«Уральские сказы» или «старинные устные предания уральских горнорабочих» едва ли нуждаются в рекомендациях. Читатель наверняка знаком с ними с детства. Это красивые, романтичные сказки. В которых, однако, чувствуется нечто странное.
Я, например, почувствовал. Среди обычного в дошкольные и школьные годы чтения – «Буратино», «Чипполино», русские народные сказки, – по форме содержание «Малахитовой шкатулки» тяготело к последним. Но, вместе с тем, и очень сильно от них отличалось. В сказках действие развивалось в условном средневековье, в сказах же – в условном «до революции». Соответственно, место крестьян и витязей занимали горные рабочие. Элементы реализма и даже социальной повестки, для сказок не характерные, соседствовали со столь же нестандартным, не встречающемся нигде больше, набором волшебных существ.
Не буду говорить, что в шесть лет я сделал какие-то выводы. Конечно, нет. Выводы ещё в начале 30-х сделали специально обученные сбору и анализу старинных преданий люди. Экспедиции на Урал никаких признаков существования «пролетарского фольклора» не выявили. Затем, и сам Павел Петрович Бажов признался, что сказки – его оригинальное творчество. Собственно, с тех пор «сказ» и определяется, как «подражание стилистике фольклорных произведений».
Несколько позже, для описания жанровой принадлежности «Уральских сказов» стал употребляться термин «фейклор».
...И вопрос, таким образом, лишь в том, оправдан ли несущий явные негативные коннотации вердикт в данном случае. Сказки-то – красивые, во-первых. Во-вторых, Бажов, скорее всего, дурного ввиду не имел… Хотя, да. Социальный запрос на новые, идеологически выдержанные сказки без всяких-там «королевичей», наличествовал. В-третьих, сам Бажов вышел, – в семинаристы, в учителя, а затем в революционеры, – из среды уральских рабочих. Если бы это произошло несколькими поколениями раньше, если бы его сказы пошли не в печать, а в народ… Может быть, сказы и стали бы… «быличками».

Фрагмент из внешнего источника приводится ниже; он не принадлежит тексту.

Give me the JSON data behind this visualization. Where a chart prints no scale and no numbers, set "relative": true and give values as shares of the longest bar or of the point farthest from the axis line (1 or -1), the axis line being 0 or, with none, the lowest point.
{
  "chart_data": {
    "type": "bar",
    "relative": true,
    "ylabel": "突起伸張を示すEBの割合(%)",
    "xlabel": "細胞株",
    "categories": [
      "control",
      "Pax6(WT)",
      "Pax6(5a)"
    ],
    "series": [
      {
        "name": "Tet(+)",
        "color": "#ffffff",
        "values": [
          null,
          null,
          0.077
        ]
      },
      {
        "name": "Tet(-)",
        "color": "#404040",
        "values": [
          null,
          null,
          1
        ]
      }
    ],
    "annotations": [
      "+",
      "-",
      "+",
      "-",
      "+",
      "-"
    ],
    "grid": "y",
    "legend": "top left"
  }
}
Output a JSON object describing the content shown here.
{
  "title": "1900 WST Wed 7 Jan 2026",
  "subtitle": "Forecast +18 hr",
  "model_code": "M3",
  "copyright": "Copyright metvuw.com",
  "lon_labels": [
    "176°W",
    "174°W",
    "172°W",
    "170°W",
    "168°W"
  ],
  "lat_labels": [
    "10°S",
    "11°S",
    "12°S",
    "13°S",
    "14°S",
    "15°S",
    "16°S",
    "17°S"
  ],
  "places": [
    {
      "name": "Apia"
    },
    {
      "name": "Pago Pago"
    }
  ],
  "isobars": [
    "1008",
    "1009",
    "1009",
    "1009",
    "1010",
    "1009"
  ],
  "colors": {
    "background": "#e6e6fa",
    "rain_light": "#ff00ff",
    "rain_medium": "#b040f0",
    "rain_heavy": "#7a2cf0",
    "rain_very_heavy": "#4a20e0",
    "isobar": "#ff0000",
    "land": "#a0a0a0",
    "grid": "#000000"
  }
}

То есть, не сказками в любом случае. Ведь если бы действительно горнорабочие рассказывали друг другу что-то такое в конце XIX века, речь бы шла о событиях с их точки зрения недавних, – известных со слов живых ещё очевидцев. В такое… люди всегда верили куда менее охотно, чем в предания глубокой старины. Соответственно, «быличка» становится убедительной для слушателя, если повествование упоминает реальные детали и «многочисленных свидетелей» (одним из которых, или его знакомым, обычно, является рассказчик). Романтические же элементы, вызывающие ассоциации со сказкой, в быличке должны быть сведены к минимуму.
Проще говоря, если бы легенда о «серебряном копытце» на Урале существовала, девять десятых сказа занимали бы доказательства того, что очевидец был именно в тот день как стекло, – Пахомыч не даст соврать.